自分で使い方を間違えて動かないパーツを「交換しろ!」。ADSLのインターネット接続について「設定方法は?」。パーツのサポート窓口には、売り場以上に過激で不思議なお客さんがやってくる。検証や応対のプロであるはずのサポートスタッフが、思わず頭を抱えるのはどんな事例なのか。PCパーツショップの窓口やメーカー・代理店の電話サポートの担当者に聞いてきた。

イラスト/森永みぐ
イラスト/森永みぐ

これはリコールものだろう!

●HDDが130GBくらいしか使えない、とお客さんが駆け込んできた。これはWindows 2000 SP2以前か初代Windows XPで、大容量HDDを使ったときの典型的な症状。OSの仕様です、と答えても「交換してくれ」。しまいには「こんなのリコールだろう!」と言い出した。

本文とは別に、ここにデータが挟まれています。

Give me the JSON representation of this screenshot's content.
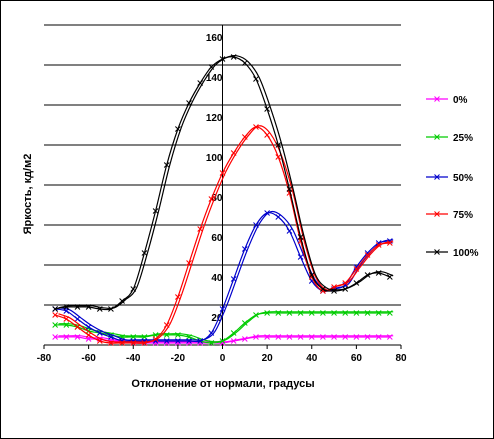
{
  "chart_data": {
    "type": "line",
    "xlabel": "Отклонение от нормали, градусы",
    "ylabel": "Яркость, кд/м2",
    "xlim": [
      -80,
      80
    ],
    "ylim": [
      0,
      160
    ],
    "x_ticks": [
      "-80",
      "-60",
      "-40",
      "-20",
      "0",
      "20",
      "40",
      "60",
      "80"
    ],
    "y_ticks": [
      "20",
      "40",
      "60",
      "80",
      "100",
      "120",
      "140",
      "160"
    ],
    "grid": "horizontal",
    "legend_position": "right",
    "series": [
      {
        "name": "0%",
        "color": "#ff00ff",
        "points": [
          [
            -75,
            4
          ],
          [
            -70,
            4
          ],
          [
            -65,
            4
          ],
          [
            -60,
            3
          ],
          [
            -55,
            3
          ],
          [
            -50,
            2
          ],
          [
            -45,
            2
          ],
          [
            -40,
            1
          ],
          [
            -35,
            1
          ],
          [
            -30,
            1
          ],
          [
            -25,
            1
          ],
          [
            -20,
            1
          ],
          [
            -15,
            1
          ],
          [
            -10,
            1
          ],
          [
            -5,
            1
          ],
          [
            0,
            1
          ],
          [
            5,
            2
          ],
          [
            10,
            3
          ],
          [
            15,
            4
          ],
          [
            20,
            4
          ],
          [
            25,
            4
          ],
          [
            30,
            4
          ],
          [
            35,
            4
          ],
          [
            40,
            4
          ],
          [
            45,
            4
          ],
          [
            50,
            4
          ],
          [
            55,
            4
          ],
          [
            60,
            4
          ],
          [
            65,
            4
          ],
          [
            70,
            4
          ],
          [
            75,
            4
          ]
        ]
      },
      {
        "name": "25%",
        "color": "#00cc00",
        "points": [
          [
            -75,
            10
          ],
          [
            -70,
            10
          ],
          [
            -65,
            9
          ],
          [
            -60,
            7
          ],
          [
            -55,
            6
          ],
          [
            -50,
            5
          ],
          [
            -45,
            4
          ],
          [
            -40,
            4
          ],
          [
            -35,
            4
          ],
          [
            -30,
            5
          ],
          [
            -25,
            5
          ],
          [
            -20,
            5
          ],
          [
            -15,
            4
          ],
          [
            -10,
            2
          ],
          [
            -5,
            1
          ],
          [
            0,
            2
          ],
          [
            5,
            6
          ],
          [
            10,
            11
          ],
          [
            15,
            15
          ],
          [
            20,
            16
          ],
          [
            25,
            16
          ],
          [
            30,
            16
          ],
          [
            35,
            16
          ],
          [
            40,
            16
          ],
          [
            45,
            16
          ],
          [
            50,
            16
          ],
          [
            55,
            16
          ],
          [
            60,
            16
          ],
          [
            65,
            16
          ],
          [
            70,
            16
          ],
          [
            75,
            16
          ]
        ]
      },
      {
        "name": "50%",
        "color": "#0000cc",
        "points": [
          [
            -75,
            18
          ],
          [
            -70,
            17
          ],
          [
            -65,
            13
          ],
          [
            -60,
            9
          ],
          [
            -55,
            6
          ],
          [
            -50,
            4
          ],
          [
            -45,
            2
          ],
          [
            -40,
            2
          ],
          [
            -35,
            2
          ],
          [
            -30,
            2
          ],
          [
            -25,
            2
          ],
          [
            -20,
            2
          ],
          [
            -15,
            2
          ],
          [
            -10,
            2
          ],
          [
            -5,
            6
          ],
          [
            0,
            18
          ],
          [
            5,
            33
          ],
          [
            10,
            48
          ],
          [
            15,
            60
          ],
          [
            20,
            66
          ],
          [
            25,
            64
          ],
          [
            30,
            57
          ],
          [
            35,
            44
          ],
          [
            40,
            32
          ],
          [
            45,
            27
          ],
          [
            50,
            28
          ],
          [
            55,
            30
          ],
          [
            60,
            39
          ],
          [
            65,
            46
          ],
          [
            70,
            51
          ],
          [
            75,
            52
          ]
        ]
      },
      {
        "name": "75%",
        "color": "#ff0000",
        "points": [
          [
            -75,
            15
          ],
          [
            -70,
            13
          ],
          [
            -65,
            9
          ],
          [
            -60,
            5
          ],
          [
            -55,
            2
          ],
          [
            -50,
            1
          ],
          [
            -45,
            1
          ],
          [
            -40,
            1
          ],
          [
            -35,
            1
          ],
          [
            -30,
            3
          ],
          [
            -25,
            10
          ],
          [
            -20,
            24
          ],
          [
            -15,
            41
          ],
          [
            -10,
            58
          ],
          [
            -5,
            73
          ],
          [
            0,
            86
          ],
          [
            5,
            96
          ],
          [
            10,
            104
          ],
          [
            15,
            109
          ],
          [
            20,
            105
          ],
          [
            25,
            94
          ],
          [
            30,
            76
          ],
          [
            35,
            52
          ],
          [
            40,
            34
          ],
          [
            45,
            27
          ],
          [
            50,
            29
          ],
          [
            55,
            31
          ],
          [
            60,
            38
          ],
          [
            65,
            45
          ],
          [
            70,
            50
          ],
          [
            75,
            51
          ]
        ]
      },
      {
        "name": "100%",
        "color": "#000000",
        "points": [
          [
            -75,
            18
          ],
          [
            -70,
            19
          ],
          [
            -65,
            19
          ],
          [
            -60,
            19
          ],
          [
            -55,
            18
          ],
          [
            -50,
            18
          ],
          [
            -45,
            22
          ],
          [
            -40,
            28
          ],
          [
            -35,
            46
          ],
          [
            -30,
            67
          ],
          [
            -25,
            90
          ],
          [
            -20,
            108
          ],
          [
            -15,
            121
          ],
          [
            -10,
            131
          ],
          [
            -5,
            139
          ],
          [
            0,
            143
          ],
          [
            5,
            144
          ],
          [
            10,
            141
          ],
          [
            15,
            133
          ],
          [
            20,
            118
          ],
          [
            25,
            100
          ],
          [
            30,
            78
          ],
          [
            35,
            54
          ],
          [
            40,
            35
          ],
          [
            45,
            28
          ],
          [
            50,
            27
          ],
          [
            55,
            28
          ],
          [
            60,
            31
          ],
          [
            65,
            35
          ],
          [
            70,
            36
          ],
          [
            75,
            34
          ]
        ]
      }
    ]
  }
}
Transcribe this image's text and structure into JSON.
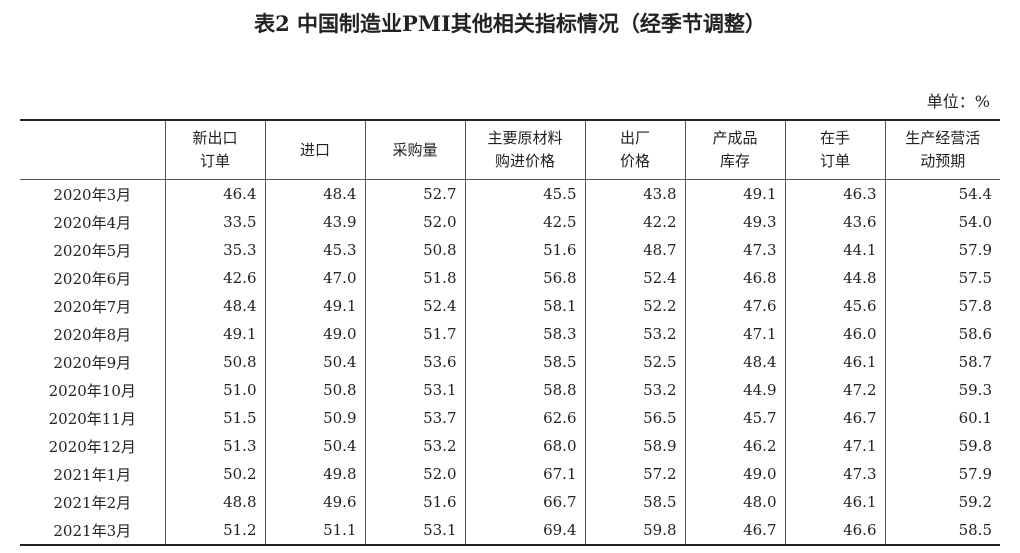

 お客さんの目の前で、正常品のHDDでも容量が正しく認識しないことを実演したが「全く納得してくれなかった」。ずいぶん昔に話題になった、137GB(128GB)以上の容量を正しく認識できないといういわゆる「Big Drive問題」も、サポートの現場ではいまだに問い合わせが多いという。こうした制限を知らずに、パーツの不調と勘違いするのはよくあることだ。しかしパーツが正常と分かっても、「取りあえず」と交換を強要するのはさすがに無理がある。

 

Windowsって入ってないんだ?

●Windowsが使えないんだが、とお客さんから電話。電源を入れても黒い画面のままエラーが出るという。普通に考えたらHDD周りが怪しい。「インストールは無事に終わったんですよね?」と聞いたら「何それ」。なんとインストールが必要なことを理解していなかった。

 「OfficeのCDは持ってるけど、これじゃだめ?」と言われ、「WindowsのCDを買ってください」と返答。単に組み立てるだけで使えると思っていたらしい。このお客さんは納得して電話を切ったそうだが、パーツと無関係な初歩的な問い合わせは、担当者を悩ませる。

 例えばインターネット接続の設定や市販アプリケーションの操作など、明らかにパーツと無関係な質問は御法度。マザーボードメーカーの代理店は「そういう問い合わせには、ソフトメーカーへ聞いてください、と返事する。でないと本当に製品で困っている人の電話がつながらない」。もちろんドライバーのインストールや問題切り分けのための操作方法は説明してくれる。